Since the Fracture Care Program’s inception in 2009, the number of hand-specific fractures, sprains and strains has grown. The orthopaedic hand surgeons working with the Hand and Upper Extremity Program also participate in the Fracture Care Program.
What does this data mean?
This graph shows the number of hand fractures, sprains and strains in children and teens that were treated in our Emergency Departments and Urgent Care Centers in 2009, 2010 and 2011.
Why are these volumes important?
Caring for thousands of children throughout Georgia, the Southeast and internationally, our team provides comprehensive care, including occupational and physical therapy, splinting and casting. When surgery is needed, we collaborate with pediatric hand and plastic surgeons on the Children’s medical staff. This specialized care helps ensure better recoveries, meaning children are back to their active lives sooner.

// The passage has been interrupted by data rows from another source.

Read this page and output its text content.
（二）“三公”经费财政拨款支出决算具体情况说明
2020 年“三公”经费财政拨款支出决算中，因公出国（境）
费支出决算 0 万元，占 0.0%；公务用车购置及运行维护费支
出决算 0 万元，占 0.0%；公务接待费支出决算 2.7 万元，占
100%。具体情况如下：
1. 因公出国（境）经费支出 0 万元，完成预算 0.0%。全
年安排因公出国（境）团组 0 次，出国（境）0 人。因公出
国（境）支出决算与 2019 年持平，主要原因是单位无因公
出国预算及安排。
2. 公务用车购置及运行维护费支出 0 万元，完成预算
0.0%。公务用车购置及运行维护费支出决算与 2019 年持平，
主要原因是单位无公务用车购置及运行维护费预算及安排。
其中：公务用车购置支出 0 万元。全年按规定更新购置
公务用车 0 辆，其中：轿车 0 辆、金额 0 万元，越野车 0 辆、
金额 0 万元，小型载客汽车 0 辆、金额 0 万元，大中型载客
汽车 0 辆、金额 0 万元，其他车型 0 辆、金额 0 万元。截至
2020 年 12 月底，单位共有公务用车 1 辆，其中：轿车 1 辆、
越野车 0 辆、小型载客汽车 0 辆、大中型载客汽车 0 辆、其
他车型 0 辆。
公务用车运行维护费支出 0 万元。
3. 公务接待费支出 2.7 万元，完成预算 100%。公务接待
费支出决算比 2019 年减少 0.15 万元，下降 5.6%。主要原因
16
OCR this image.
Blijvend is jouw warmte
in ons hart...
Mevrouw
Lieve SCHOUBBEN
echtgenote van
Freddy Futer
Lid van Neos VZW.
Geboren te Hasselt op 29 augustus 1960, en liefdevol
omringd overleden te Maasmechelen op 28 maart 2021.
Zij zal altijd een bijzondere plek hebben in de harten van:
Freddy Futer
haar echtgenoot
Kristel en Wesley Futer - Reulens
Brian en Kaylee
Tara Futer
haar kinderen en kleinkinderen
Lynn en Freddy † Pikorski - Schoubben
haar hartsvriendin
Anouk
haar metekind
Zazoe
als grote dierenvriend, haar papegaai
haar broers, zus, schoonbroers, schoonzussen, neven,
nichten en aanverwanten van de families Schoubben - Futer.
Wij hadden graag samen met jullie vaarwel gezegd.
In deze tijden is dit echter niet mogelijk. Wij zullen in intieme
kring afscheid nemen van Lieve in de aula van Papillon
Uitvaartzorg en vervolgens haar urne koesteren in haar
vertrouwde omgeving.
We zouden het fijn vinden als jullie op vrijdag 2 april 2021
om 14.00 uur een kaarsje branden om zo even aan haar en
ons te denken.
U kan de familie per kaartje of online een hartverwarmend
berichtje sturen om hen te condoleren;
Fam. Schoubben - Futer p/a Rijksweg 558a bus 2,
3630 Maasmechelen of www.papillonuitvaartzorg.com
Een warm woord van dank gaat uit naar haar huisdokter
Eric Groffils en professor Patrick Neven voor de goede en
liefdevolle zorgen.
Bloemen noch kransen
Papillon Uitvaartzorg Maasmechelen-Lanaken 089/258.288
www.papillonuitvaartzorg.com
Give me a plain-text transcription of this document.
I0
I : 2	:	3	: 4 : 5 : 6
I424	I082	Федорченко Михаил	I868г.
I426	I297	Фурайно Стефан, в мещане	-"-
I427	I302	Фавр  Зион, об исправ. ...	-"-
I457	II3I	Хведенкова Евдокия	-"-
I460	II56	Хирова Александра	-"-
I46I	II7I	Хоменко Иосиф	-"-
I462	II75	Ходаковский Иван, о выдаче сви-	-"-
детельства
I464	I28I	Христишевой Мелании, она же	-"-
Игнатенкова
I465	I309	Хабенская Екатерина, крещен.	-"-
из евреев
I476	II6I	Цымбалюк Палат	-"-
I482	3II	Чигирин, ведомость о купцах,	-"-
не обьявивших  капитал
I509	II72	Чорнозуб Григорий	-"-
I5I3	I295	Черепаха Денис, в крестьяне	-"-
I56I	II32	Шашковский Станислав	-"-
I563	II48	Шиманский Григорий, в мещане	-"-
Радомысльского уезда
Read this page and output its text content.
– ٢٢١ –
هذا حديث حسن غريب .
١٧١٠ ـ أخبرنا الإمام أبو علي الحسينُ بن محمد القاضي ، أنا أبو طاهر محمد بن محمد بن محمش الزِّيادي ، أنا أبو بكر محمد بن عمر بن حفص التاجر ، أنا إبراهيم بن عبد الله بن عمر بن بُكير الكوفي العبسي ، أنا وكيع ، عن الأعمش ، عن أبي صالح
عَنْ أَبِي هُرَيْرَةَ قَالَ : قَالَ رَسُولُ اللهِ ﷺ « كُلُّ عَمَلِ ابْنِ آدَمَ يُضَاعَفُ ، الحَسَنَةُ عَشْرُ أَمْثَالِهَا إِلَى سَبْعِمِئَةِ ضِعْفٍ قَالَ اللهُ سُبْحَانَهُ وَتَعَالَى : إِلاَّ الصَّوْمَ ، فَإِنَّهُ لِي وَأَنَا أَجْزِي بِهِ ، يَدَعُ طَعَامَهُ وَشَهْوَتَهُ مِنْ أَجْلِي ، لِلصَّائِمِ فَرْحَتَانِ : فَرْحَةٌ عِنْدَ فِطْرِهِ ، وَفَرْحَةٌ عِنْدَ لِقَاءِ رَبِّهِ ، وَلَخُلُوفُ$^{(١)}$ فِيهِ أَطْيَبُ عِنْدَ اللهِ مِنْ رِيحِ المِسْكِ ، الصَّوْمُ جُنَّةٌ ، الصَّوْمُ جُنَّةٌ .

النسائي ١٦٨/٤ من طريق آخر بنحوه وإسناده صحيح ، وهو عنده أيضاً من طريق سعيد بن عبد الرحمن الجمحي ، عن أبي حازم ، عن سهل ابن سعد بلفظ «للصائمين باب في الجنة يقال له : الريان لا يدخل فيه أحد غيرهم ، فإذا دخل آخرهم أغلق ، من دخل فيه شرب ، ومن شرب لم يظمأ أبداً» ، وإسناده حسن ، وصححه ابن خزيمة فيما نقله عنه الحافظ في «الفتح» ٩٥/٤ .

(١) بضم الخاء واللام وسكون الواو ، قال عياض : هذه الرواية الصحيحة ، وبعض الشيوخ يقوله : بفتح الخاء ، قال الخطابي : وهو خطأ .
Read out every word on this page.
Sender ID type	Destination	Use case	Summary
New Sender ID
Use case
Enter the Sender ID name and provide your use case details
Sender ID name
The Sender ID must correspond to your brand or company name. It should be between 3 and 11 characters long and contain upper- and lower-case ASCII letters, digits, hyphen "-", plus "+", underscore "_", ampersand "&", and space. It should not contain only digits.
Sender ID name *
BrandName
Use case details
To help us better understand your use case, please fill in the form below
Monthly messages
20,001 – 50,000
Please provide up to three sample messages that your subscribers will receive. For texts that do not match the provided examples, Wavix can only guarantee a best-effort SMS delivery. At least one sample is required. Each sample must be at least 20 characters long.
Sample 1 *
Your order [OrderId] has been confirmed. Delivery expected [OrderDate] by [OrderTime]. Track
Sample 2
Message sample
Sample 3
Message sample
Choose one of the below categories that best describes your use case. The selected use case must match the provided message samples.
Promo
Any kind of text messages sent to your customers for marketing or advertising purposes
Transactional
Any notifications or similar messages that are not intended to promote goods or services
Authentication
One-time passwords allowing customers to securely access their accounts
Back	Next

How do we make sure we are providing high-quality care?
Our Hand and Upper Extremity team has additional years of special training to treat infants, children and teens whose bodies are still growing and developing.
- Children’s works with six pediatric hand surgeons. We work closely with these surgeons to treat patients and communicate with your family’s doctor.
Together, we combine the latest technology and clinical methods to offer comprehensive, coordinated care with a family-centered approach.
We also offer early diagnosis through our consultative services and onsite diagnostics.